A short history of the modern rice
Before people learnt to remove the bran and germ off grains, there was only brown rice. Today rice remains one of the three main grains that humans consume. The other two are wheat and corn.
Interesting is that while half of the calories we consume come from these three cereals, we are not getting the same amount of nutrients. And this is the reason why.
Farmers produce rice in several steps. First they harvest, then they mill to remove the husks off the rice. At this stage, the rice retains all of the nutrients and this is how all rice was produced until about a century and a half ago.
What happened next was technology that allowed producers to refine rice and peel the bran off the grains to make polished or white rice.
The downside of milling technology is that it stripped the grain off most of the protein, the vitamins and minerals it naturally contains. Everything in the food that has a positive effect on health is removed through milling.

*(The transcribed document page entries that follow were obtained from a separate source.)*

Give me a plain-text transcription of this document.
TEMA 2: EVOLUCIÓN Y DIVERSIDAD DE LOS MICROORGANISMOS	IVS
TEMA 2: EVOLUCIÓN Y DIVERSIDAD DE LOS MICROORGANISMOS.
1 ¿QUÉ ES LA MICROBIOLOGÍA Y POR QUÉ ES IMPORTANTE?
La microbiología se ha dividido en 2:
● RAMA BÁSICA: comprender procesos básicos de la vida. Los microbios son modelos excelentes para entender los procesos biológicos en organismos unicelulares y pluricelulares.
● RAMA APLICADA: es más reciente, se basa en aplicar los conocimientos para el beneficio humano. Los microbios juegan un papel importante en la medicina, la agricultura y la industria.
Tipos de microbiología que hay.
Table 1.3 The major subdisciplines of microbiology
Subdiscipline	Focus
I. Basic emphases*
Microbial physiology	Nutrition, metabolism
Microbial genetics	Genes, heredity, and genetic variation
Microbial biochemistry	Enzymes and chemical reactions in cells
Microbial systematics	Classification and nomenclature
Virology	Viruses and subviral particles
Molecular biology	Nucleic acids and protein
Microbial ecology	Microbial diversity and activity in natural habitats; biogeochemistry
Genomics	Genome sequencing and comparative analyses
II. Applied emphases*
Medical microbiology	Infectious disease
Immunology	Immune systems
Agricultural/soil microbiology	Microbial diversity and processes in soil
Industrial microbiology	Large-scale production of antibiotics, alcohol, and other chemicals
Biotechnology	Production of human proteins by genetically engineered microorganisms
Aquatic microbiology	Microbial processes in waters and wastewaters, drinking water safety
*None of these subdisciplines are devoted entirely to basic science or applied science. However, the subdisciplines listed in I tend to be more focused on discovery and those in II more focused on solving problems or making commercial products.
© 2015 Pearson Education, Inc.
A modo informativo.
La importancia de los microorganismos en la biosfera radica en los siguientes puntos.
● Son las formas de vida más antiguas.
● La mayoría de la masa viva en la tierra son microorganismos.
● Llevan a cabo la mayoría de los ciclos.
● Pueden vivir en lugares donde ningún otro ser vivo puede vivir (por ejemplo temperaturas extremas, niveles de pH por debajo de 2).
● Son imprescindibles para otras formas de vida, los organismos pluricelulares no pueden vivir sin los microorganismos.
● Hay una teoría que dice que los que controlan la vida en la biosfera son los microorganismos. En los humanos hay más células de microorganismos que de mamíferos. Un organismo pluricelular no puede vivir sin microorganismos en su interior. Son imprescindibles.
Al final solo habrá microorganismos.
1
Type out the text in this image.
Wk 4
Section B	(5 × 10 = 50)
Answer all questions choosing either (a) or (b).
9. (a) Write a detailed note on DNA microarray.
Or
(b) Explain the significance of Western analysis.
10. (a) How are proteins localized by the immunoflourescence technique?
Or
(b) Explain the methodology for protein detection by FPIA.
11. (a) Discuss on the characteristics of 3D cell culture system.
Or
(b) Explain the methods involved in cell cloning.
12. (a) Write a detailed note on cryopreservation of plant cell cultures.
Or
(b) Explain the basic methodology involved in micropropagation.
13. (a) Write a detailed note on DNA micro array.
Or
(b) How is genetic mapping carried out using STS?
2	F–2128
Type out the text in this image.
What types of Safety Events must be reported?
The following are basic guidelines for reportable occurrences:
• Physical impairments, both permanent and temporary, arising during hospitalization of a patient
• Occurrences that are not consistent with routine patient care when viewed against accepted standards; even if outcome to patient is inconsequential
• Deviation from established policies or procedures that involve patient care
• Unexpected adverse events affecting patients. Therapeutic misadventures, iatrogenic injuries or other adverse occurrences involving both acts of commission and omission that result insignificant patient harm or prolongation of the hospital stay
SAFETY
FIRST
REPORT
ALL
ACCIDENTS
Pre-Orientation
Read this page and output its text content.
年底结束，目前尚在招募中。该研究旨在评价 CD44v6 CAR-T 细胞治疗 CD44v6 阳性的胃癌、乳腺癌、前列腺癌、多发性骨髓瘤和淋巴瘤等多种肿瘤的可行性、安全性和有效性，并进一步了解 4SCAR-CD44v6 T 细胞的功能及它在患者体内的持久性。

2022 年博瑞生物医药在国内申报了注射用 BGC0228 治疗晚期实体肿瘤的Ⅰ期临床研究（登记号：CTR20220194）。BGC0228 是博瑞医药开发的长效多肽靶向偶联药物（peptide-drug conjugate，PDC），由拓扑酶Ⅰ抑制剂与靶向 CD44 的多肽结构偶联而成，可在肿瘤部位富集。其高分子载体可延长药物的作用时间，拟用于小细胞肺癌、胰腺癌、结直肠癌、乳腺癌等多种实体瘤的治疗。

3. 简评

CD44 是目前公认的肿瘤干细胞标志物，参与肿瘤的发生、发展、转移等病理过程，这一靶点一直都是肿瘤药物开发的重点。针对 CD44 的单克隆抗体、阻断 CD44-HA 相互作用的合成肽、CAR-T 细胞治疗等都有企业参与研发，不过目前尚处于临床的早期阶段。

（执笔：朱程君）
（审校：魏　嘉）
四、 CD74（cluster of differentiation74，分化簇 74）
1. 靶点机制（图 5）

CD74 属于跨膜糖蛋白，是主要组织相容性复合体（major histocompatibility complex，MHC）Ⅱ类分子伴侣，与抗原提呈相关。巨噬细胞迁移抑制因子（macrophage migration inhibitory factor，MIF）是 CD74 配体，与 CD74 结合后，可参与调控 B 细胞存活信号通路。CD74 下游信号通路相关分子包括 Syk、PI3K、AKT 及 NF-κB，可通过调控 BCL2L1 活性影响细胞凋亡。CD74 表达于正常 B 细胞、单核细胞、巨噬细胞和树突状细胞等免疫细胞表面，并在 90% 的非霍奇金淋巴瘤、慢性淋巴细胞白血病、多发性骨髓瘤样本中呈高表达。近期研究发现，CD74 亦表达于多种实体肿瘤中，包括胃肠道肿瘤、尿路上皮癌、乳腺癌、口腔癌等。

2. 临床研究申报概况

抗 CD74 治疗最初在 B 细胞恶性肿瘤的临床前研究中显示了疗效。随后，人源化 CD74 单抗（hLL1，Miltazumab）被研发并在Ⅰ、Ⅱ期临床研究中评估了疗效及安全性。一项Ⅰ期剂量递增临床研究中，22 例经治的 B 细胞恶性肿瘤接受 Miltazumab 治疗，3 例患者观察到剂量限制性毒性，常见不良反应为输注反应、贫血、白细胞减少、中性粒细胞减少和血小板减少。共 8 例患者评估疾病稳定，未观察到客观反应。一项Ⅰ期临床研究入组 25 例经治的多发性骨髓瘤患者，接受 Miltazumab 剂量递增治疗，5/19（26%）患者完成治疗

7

Another shift in the manufacturing process was to introduce enriched rice, which is white rice supplemented with an assortment of nutrients that are meant to provide more nutrition to the food. Every producer is required to indicate that their product is enriched and furthermore to provide information about the level of enrichment in the food.
Enriched rice is also referred to as fortified rice, both terms pointing to a type of rice that is supposed to be healthier. But is it really?
The trouble with enriched rice
Foods have a natural synergy of nutrients that the body recognizes easily. So when consuming brown rice, the body finds it easy to assimilate nutrients. Once these vitamins and minerals are removed from the food, they are gone forever and the added nutrients can never replicate what nature provides.
In other words, it is more difficult for the body to recognize and assimilate added nutrients, and white rice itself (consumed on a daily basis or regularly) is widely known to have an adverse impact on health and increase the risk of health conditions.
The fact that white rice is enriched doesn’t change things all that much because the nutrients used to fortify the food are usually low-grade or the cheapest form. It is also worrying that consuming too much enriched white rice can lead to a build-up of these nutrients that in excess do more harm than good.
One example is the added folate to rice. The medical field recognizes that too much folate is bad for most people. Looks like the healthier option remains brown rice.